PCa is treated with curative intent through radiation therapy or surgery; however, treatments fail in 30% of patients within 10 years, which results in metastatic disease. The resistance to androgen deprivation therapy (ADT) and the non-androgen receptor (AR)-driven tumors that emerge are particularly deadly and are becoming more prevalent; this represents a major challenge in the treatment of the disease. The androgen receptor or nuclear receptor subfamily 3, group C, gene 4 (AR or NR3C4) and its endogenous ligands, androgens, play a pivotal role in the growth and development of the normal prostate gland and also in the progression of PCa. The prolonged exposure to ADT leads many patients to develop castration-resistant prostate cancer (CRPC), which is driven typically by the retained and enhanced AR signaling. Consequently, the AR is considered to be the primary target for PCa treatment, which has led to the development of novel AR-pathway-directed therapies, including abiraterone acetate, apalutamide, enzalutamide, and darolutamide.
However, evidence suggests that ADT may exert a negative effect not only on cognitive function but also on the central nervous system (CNS). In addition, AR inhibitors such as enzalutamide and apalutamide may also affect CNS function. In clinical trials of enzalutamide, abiraterone acetate, and apalutamide, patients with CRPC reported CNS-related adverse events.
CNS-related adverse events may lead to an increased morbidity, diminished treatment adherence, reduced quality of life, and decreased efficacy of cancer treatment due to dose interruptions or reductions.

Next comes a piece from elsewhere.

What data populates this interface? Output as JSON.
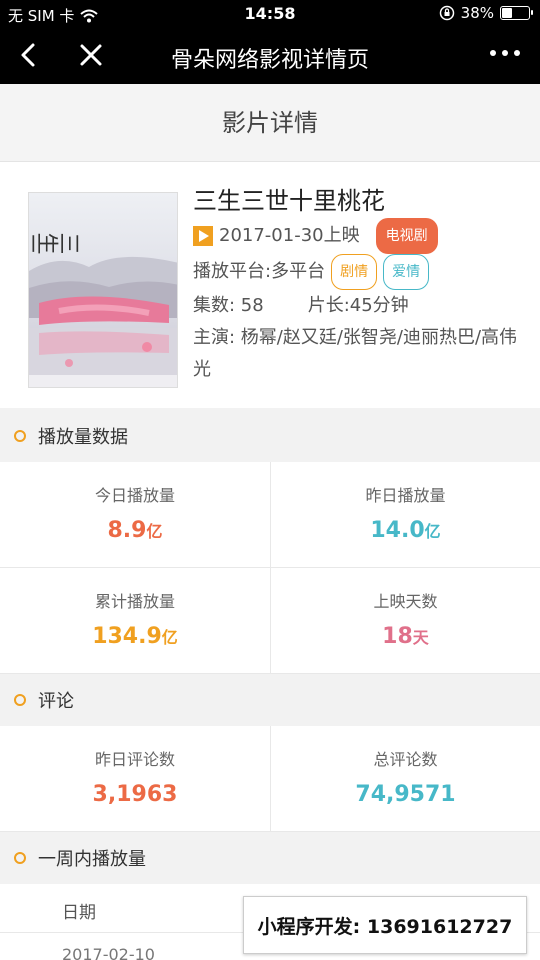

The AR gene is located on the chromosome Xq and has three domains: an aminoterminal domain (NTD) containing activation functional domains; a DNA binding domain (DBD); and a carboxyl-terminal domain (CTD) which includes the ligand-binding domain (LBD). The AR protein in the absence of ligand is located in the cytoplasm and is associated with heat-shock and other chaperone proteins. The binding of AR with androgens lead to a conformational change and exposure to the nuclear localization signal (NLS).
The translocation of the androgen complex to the nucleus causes it to dimerize, bind to AREs, and facilitate modulation of gene transcription. Additionally, AR could be activated in a ligand-independent manner such as via different growth factors, phosphorylation, or following interaction with coactivators.
Understanding the mechanism of action of these compounds is crucial, and several clinical trials are currently exploring AR-targeted therapy. However, the progress of drug resistance always compromises successful treatment, and urgent solutions are needed for the problems of existing drugs.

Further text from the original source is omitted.